A Cavalier Effort
This ain't your normal Cavalier with zebra-faded plastic bumpers.
For us Americans, the name Cavalier evokes thoughts of a jellybean shaped hunk of "quality" 90's GM engineering, a car that is almost immediately brings thoughts of general sloppy automotive design. But what if I told you that on the other side of the world, the Cavalier was going wheel-to-wheel with some of Japan's best GT racers? This story starts with GM and Toyota's trade deal in the 90's.
"Driving Pleasure" and "Cavalier" aren't usually seen in the same place
While GM was selling Geo-badged Toyota's in the 90's, they also allowed Toyota to rebadge some of their model and sell them in Japan in return. One such model was the Cavalier, sold as a Toyota in Japan from 1995 to 2000. Because of the difference in what's considered a compact car in Japan, Cavalier's where usually marketed as slightly more upper class than their American counterparts, usually loaded with a great deal of standard features and even getting a TRD designed body kit as an option. Everything seemed to be normal here, but something unexpected happened in 1997.
At the 4th round of the All Japan GT Championship at Fuji, a Toyota Cavalier prepared by Kraft (Who may be known to some Gran Turismo players for building the BP-Kraft AE86) showed up as a GT300 class entry. The car featured a 2L naturally aspirated 3S-GE engine taken from the team's MR2 which had been converted to a turbo. This engine sent about 295 HP to the front wheels, making it the only FWD car in the field in 1997. GT300 regs allowed for any engine from the same manufacturer to be used in the cars, and because the car was marketed as a Toyota, this means the car wasn't stuck with engines from GM's arsenal.
The car was piloted by female driver Kumi Sato who was partnered with Minoru Tanaka to 18th on the grid in GT300 and 37th overall, beating 5 other GT300 cars and a IMSA GTO style Camaro entered in GT500. However the 1:42.126 set by the car was a full 7 seconds slower than the GT300 polesitters in an MR2. During the race the car moved up to 16th in class due to misfortunes befalling some of the faster cars, with the car finishing 5 laps down on the eventual class winners in a Porsche 964 Carrera RSR. Sato and Tanaka would finish the the remaining two races of the season, with an amazing 4th in class, albeit 2 laps down on the class winner, at the next round at Mine. The final round at Sugo would see the car finish 16th in class again. The car ended off the year with the All-Star exhibition race at Twin-Ring Motegi, where it failed to finish race one, and finshed 5th in class in race two, 3 laps down on the winning F355.
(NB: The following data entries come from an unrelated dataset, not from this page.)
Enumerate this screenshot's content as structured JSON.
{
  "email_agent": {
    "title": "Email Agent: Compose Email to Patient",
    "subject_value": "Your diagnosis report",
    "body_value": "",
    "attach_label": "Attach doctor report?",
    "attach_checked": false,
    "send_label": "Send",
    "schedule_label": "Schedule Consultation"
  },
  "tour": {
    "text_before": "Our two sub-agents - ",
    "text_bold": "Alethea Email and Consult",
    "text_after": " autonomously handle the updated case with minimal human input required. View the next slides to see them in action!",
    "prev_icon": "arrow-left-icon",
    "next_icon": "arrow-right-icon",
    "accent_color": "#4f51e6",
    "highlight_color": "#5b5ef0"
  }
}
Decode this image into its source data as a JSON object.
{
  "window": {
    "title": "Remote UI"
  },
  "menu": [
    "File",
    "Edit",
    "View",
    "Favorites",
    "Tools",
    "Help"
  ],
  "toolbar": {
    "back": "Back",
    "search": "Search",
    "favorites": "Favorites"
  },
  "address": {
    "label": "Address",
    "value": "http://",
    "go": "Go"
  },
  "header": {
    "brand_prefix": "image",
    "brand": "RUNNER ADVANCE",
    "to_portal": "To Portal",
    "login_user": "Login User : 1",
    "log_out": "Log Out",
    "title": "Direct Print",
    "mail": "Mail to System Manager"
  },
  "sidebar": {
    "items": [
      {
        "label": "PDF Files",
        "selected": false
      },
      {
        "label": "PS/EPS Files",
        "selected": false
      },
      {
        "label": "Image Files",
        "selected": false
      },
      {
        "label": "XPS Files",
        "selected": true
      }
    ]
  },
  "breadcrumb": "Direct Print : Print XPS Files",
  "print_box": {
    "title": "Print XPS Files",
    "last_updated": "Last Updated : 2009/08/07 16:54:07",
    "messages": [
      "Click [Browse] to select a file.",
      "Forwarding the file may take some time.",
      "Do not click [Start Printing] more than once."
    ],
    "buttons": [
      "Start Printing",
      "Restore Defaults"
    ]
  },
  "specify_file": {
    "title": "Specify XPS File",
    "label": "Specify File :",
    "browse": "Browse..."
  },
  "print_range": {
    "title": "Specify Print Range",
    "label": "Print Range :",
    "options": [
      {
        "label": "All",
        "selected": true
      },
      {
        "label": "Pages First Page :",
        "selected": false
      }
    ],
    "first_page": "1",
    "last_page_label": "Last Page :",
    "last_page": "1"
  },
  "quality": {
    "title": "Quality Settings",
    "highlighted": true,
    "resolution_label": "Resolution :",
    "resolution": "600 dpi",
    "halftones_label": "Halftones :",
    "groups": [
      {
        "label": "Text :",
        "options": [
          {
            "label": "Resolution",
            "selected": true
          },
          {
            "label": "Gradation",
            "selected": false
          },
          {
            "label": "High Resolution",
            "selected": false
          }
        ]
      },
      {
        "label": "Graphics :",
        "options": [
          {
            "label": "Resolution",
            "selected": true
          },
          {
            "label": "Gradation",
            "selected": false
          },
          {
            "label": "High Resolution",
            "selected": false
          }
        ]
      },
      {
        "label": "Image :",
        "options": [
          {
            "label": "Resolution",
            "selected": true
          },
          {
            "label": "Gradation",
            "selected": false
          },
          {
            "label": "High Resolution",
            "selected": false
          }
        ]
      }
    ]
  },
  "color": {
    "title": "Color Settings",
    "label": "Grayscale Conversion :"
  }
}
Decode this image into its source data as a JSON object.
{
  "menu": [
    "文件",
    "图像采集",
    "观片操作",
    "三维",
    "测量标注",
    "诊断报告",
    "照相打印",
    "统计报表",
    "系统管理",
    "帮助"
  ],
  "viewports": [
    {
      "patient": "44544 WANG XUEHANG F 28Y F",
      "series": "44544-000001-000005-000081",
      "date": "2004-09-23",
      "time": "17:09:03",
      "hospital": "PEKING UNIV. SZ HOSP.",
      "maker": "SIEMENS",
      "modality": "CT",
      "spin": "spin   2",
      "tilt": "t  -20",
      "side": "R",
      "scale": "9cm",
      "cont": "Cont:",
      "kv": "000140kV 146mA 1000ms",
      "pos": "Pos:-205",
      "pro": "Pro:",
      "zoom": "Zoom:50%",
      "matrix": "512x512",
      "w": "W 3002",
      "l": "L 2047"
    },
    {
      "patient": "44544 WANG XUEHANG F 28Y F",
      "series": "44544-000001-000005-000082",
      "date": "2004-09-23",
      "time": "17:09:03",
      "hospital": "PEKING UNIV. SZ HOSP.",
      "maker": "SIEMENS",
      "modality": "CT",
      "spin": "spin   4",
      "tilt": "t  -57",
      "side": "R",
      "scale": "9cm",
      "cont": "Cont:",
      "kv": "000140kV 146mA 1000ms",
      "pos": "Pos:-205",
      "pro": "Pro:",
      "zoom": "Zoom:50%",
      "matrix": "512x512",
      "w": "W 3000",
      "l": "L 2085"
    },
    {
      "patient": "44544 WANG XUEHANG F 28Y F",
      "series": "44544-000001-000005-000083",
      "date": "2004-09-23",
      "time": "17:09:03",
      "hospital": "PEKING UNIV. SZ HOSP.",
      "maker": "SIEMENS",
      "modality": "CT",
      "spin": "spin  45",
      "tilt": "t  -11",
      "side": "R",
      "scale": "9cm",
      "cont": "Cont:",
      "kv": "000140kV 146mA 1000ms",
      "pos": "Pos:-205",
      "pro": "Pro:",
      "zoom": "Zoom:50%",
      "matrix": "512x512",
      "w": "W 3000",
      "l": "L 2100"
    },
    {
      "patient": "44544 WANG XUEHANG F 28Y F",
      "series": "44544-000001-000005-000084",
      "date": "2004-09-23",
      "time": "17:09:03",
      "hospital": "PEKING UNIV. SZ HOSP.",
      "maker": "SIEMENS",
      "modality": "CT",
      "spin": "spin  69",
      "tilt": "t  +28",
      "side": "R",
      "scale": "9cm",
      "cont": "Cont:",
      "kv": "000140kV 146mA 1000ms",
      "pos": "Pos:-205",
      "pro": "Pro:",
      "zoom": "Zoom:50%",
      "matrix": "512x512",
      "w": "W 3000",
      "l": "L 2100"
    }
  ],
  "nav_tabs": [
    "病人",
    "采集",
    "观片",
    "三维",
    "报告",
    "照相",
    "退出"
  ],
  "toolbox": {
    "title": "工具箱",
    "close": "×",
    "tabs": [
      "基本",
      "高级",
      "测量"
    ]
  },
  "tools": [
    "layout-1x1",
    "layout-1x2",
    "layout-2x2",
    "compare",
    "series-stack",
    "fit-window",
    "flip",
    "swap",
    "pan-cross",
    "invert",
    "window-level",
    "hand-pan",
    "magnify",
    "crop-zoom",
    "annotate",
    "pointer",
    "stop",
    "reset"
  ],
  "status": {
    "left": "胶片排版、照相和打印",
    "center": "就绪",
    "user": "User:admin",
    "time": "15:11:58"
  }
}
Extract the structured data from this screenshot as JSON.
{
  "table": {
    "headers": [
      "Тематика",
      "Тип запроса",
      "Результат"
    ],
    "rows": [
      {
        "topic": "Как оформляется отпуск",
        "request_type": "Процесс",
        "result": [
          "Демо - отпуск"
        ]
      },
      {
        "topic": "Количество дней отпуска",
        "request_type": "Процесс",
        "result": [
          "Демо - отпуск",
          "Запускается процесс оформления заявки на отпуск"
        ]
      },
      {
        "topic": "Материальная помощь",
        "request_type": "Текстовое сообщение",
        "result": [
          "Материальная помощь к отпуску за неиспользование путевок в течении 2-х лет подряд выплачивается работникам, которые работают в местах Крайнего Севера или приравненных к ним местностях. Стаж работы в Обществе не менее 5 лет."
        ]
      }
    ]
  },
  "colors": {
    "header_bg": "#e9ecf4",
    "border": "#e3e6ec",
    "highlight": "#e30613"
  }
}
For 1998 Sato would continue to pilot the Cavalier with multiple other drivers, with her partner for the first round at Suzuka being Masaoki Nagashima. The pair qualified 18th out of 19 GT300 starters, but went out due to a driveshaft failure on lap 19. At round 2 at Fuji an all female pairing making up of Sato and Junko Mihara managed to qualify 16th out of 24 GT300 starters, but the race was cancelled due to a mixture of torrential rain and the infamous fiery crash involving Tetsuya Ota. The remainder of the season would see Sato paired with Akira Watanabe, with the pair's best finish being once again being at Mine, with a 7th place in GT300. The car finished off it's career at the final round at Sugo where it finished 9th in class.
And so that finishes off this car's journey. To us Americans, the thought of a Cavalier being a high level GT racer seems silly, but with JGTC being the series where strange cars used to strive, the Cavalier managed to make itself into a half decent, albeit quirky race car.